We can go on discussing about how painting is about adding to a canvas, while sculpting is about taking away the parts you don't need.

Such discussions are pointless.


It is very well possible to have a melody without silence. For instance using glissandi you can move from one note to another without an intervening break.

http://en.wikipedia.org/wiki/Glissando


That's what I was saying -- neither is more important than the other.


So, it gets no semantics at all, then?


Correct, the semantics are simply nothing at all. :)


It is only difficult, if you expressly go for ambiguity, and confusion. Lest I say spin, which is standard in physics.

'it means just what I choose it to mean — neither more nor less.

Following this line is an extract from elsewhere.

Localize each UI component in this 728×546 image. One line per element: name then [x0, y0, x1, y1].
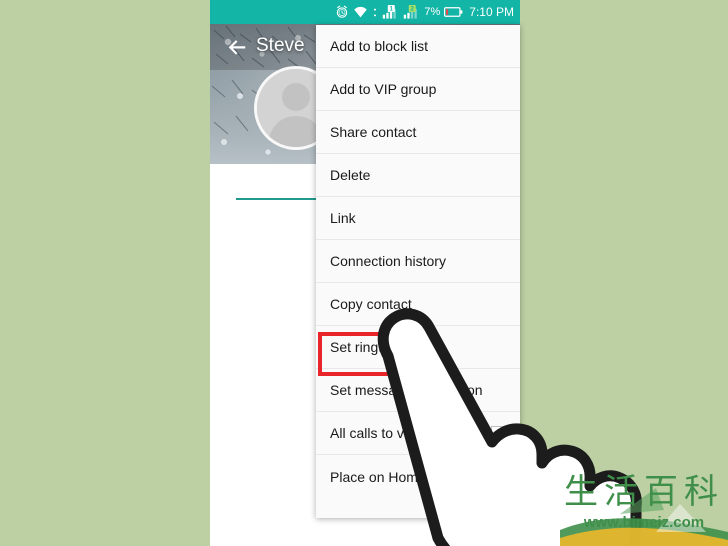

http://cdsweb.cern.ch/record/1127343/


However, in the context of discussing this article, they also used the subheader "faster than the speed of light" for a paragraph describing how the physicists accelerated the mirror... and didn't go faster than the speed of light.

So it's kinda a poorly written article in general :)


The sad thing is that for a lot of magazines and newspapers, the person who writes the article isn't the person who writes the headline or headers.

This often means no matter how good the writers understanding is of the subject, the headers always make the article look retarded. It would be like assigning a 12 year old to subheader Stephen Hawkings next book... the sad thing being the 12 year old would likely do a better job than the 40 year old who does this for their living.